大変面白い発見ですね。昔、縁側はおじいさんおばあさんの居場所で、ひなたぼっこをしながら隣人が立ち話をしていく場所でした。縁側の下のタタキにムシロを敷いて幼な児はママゴト遊びに夢中、と横では放し飼いの鶏が地面にこぼれたモミをついばみ、それを今度は野良猫がうらめし顔で伺っています。軒に渡した竹さおには玉ねぎやら唐辛子やら吊るされていて・・・それがきっとごく普通に見られたこの国に生きる百姓家の原風景だったように思います。長屋の住人たちも農村風景と同じように町屋風景というものがあるならば、その名残ではないでしょうか。夏本番を迎え、夕涼みを兼ねた今風に言うところの情報交換、お付き合いを楽しんでいるのですね。ついでに縁台を置いて碁や将棋に興じてみたいものです。そういった最小単位の家と家の結びつきから始めて、ムラの連帯を生み、更には地域社会全体がひとつの共同体のような役目を果たしていたので、昨今ニュースであったような痛ましい事件も未然に防いでいたのではと考えます。

はじめてのコメントで長居をしました。
我が家でも連日の長雨で植えたスイセンの球根が全滅です!!

寅の子文庫さん、コメントをいただきありがとうございます!

ツボをついたコメントをいただいて、感涙です。

さすがに縁台を置いて将棋とまではいかないかと思いますけれど、昔はそういう光景もあったのではないかと想像するところはあります。おつきあいを楽しむというよりも、伝わってきた習慣になっているというか、当たり前のことになっているようです。

みなさんすぐ家の前に出てくるんですね。お店をされているお宅もあるので、なにかとお店を出たり入ったりだったり、職人さんが家の前で作業していたり。ウチの周辺の一角はご町内の社交場的な場所のようです。もっとも、そういう場所だと思ったので、子どもたちと住もうと思ったわけなんですけれど…。

でも、ご近所関係はけっこうドライというかサラッとしてるような気がしますね。一定の距離を置いて、干渉しないことは干渉しない、気づかいを特に大事にすると言いましょうか。ワンルームマンションのそれとは似て非なるものですね。

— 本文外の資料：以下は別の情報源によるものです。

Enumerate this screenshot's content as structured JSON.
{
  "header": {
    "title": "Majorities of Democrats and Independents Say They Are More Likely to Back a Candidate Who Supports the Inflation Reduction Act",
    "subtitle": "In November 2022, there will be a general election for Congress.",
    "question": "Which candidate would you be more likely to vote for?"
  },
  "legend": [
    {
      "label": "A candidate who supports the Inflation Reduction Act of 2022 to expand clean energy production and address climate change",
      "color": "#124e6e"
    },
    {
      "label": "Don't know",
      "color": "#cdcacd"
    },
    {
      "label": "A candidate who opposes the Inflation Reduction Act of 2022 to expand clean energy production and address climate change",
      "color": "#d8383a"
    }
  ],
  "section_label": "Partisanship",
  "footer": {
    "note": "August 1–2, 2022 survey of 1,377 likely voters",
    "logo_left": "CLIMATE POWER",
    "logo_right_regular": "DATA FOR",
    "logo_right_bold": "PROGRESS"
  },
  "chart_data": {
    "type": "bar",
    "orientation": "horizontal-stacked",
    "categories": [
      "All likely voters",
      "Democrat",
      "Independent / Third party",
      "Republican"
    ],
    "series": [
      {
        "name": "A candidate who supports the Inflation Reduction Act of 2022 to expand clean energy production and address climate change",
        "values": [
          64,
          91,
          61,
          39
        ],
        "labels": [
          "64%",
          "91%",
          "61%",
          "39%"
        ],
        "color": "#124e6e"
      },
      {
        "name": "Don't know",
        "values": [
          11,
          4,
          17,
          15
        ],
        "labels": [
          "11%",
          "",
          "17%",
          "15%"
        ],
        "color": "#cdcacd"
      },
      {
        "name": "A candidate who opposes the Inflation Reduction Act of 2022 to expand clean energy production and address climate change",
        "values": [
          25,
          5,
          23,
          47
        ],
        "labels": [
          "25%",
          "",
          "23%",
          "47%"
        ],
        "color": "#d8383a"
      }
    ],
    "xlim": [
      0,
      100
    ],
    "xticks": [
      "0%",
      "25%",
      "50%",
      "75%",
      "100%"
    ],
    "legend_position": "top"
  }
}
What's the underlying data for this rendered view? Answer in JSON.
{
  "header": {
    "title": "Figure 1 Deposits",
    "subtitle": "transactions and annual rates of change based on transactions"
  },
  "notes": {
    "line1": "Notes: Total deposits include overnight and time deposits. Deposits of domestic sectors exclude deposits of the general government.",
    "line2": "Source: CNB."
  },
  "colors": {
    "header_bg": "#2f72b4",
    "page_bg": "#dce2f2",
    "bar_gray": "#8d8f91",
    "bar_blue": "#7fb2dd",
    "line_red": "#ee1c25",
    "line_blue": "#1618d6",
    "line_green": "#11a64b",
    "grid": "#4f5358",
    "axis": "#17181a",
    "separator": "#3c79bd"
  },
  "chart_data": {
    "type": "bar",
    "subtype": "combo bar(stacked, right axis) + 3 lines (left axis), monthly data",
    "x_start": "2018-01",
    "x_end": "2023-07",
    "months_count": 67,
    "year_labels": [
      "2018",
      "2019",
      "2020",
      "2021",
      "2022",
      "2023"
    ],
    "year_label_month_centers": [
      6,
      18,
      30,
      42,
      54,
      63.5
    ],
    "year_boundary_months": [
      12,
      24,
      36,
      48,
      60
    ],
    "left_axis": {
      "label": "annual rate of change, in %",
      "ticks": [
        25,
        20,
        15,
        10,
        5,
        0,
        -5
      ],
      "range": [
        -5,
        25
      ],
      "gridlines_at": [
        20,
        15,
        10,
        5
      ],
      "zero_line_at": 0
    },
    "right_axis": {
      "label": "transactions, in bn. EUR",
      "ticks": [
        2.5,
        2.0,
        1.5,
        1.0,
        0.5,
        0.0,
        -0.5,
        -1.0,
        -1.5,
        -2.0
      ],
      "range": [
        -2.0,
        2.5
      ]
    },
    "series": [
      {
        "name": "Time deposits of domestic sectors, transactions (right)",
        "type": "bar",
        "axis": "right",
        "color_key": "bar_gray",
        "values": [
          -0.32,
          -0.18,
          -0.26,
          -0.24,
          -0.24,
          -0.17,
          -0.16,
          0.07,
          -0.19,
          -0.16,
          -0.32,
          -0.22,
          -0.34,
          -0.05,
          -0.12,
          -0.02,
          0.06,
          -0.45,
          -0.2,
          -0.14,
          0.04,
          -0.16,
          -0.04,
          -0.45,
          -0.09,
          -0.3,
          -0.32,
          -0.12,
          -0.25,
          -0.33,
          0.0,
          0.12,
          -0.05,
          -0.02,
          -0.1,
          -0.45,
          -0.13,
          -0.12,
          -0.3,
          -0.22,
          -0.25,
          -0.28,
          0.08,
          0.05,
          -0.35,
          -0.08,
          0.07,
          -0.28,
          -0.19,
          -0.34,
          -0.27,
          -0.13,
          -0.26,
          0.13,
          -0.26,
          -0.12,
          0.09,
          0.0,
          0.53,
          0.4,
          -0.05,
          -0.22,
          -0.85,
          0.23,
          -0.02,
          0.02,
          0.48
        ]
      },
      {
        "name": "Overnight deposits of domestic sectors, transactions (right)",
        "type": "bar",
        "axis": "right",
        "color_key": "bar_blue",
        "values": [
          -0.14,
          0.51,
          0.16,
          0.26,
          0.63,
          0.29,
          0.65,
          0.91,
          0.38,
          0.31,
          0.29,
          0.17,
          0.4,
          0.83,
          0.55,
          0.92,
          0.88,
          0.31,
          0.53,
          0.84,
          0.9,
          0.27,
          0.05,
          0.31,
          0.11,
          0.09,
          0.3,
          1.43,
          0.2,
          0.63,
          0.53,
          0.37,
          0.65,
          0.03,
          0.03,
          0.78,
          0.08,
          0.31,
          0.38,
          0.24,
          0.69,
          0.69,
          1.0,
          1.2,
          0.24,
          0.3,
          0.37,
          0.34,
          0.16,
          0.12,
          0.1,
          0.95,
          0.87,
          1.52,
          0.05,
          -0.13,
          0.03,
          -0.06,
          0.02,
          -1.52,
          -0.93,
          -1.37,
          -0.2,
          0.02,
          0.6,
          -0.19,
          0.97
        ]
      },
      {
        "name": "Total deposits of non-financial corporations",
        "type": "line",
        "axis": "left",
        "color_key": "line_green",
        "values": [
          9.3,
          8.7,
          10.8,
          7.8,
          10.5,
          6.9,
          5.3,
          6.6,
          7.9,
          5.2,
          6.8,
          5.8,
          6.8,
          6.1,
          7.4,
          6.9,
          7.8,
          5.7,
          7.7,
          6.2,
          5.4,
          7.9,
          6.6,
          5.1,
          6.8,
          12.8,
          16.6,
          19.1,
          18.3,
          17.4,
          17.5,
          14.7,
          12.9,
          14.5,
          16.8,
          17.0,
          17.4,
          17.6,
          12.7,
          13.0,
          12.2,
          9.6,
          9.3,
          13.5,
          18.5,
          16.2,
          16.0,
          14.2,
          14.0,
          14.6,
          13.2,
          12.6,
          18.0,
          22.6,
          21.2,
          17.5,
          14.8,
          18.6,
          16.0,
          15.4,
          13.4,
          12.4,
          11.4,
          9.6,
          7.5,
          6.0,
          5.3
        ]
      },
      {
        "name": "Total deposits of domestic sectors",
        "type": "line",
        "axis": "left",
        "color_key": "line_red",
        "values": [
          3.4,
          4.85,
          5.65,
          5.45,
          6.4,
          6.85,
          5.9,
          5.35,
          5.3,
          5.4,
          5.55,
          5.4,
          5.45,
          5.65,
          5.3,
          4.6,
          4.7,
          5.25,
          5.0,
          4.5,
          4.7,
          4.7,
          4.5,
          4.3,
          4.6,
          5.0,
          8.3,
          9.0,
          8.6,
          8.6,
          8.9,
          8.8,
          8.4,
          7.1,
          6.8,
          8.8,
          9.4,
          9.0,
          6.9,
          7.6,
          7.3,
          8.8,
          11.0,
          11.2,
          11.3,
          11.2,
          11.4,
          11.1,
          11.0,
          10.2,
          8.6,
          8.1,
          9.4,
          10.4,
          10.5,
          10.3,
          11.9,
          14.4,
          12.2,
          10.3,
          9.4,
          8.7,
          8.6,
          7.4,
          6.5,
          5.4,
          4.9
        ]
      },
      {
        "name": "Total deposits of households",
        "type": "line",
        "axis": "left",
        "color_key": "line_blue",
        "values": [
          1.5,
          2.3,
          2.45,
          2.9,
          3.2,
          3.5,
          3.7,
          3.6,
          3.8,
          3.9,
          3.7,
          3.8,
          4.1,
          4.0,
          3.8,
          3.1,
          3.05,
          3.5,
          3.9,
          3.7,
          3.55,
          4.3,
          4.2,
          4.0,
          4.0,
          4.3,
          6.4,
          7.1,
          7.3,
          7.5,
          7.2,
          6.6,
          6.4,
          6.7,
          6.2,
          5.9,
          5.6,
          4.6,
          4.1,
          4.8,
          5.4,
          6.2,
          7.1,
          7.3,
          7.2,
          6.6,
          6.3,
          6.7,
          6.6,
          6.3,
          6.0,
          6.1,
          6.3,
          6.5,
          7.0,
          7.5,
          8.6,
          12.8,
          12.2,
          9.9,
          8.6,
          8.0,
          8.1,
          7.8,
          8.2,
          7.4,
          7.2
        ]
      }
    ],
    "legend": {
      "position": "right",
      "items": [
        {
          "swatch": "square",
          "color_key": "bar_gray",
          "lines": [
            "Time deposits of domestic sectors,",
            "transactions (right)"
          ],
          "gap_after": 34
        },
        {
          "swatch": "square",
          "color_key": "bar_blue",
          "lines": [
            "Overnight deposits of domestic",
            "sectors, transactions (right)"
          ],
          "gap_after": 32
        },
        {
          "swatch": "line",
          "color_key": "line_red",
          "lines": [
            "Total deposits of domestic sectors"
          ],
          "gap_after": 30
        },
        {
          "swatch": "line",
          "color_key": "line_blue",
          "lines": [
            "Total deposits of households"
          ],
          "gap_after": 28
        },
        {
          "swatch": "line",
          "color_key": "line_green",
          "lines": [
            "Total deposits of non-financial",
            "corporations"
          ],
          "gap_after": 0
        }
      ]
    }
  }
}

長雨は、ちょっとキツかったです。ゴーヤ発芽しないかも…(泣)。
どうぞ、またいらしてくださいね。
寅の子文庫さんのブログもじっくり読みたいと思っています。また行かせていただきますね。

職人のいる街なんていいいいじゃないですか!
アトム君にとっては、これから楽しみですね

しださん、ありがとうございます。

この家のある町を書けないのがちょっともどかしいくらいに、「えっ」というかんじの場所なんですよ。
いろいろなことが、子どもたちにとっては楽しみな場所ですね。この家の特徴は、とにかく立地につきますね。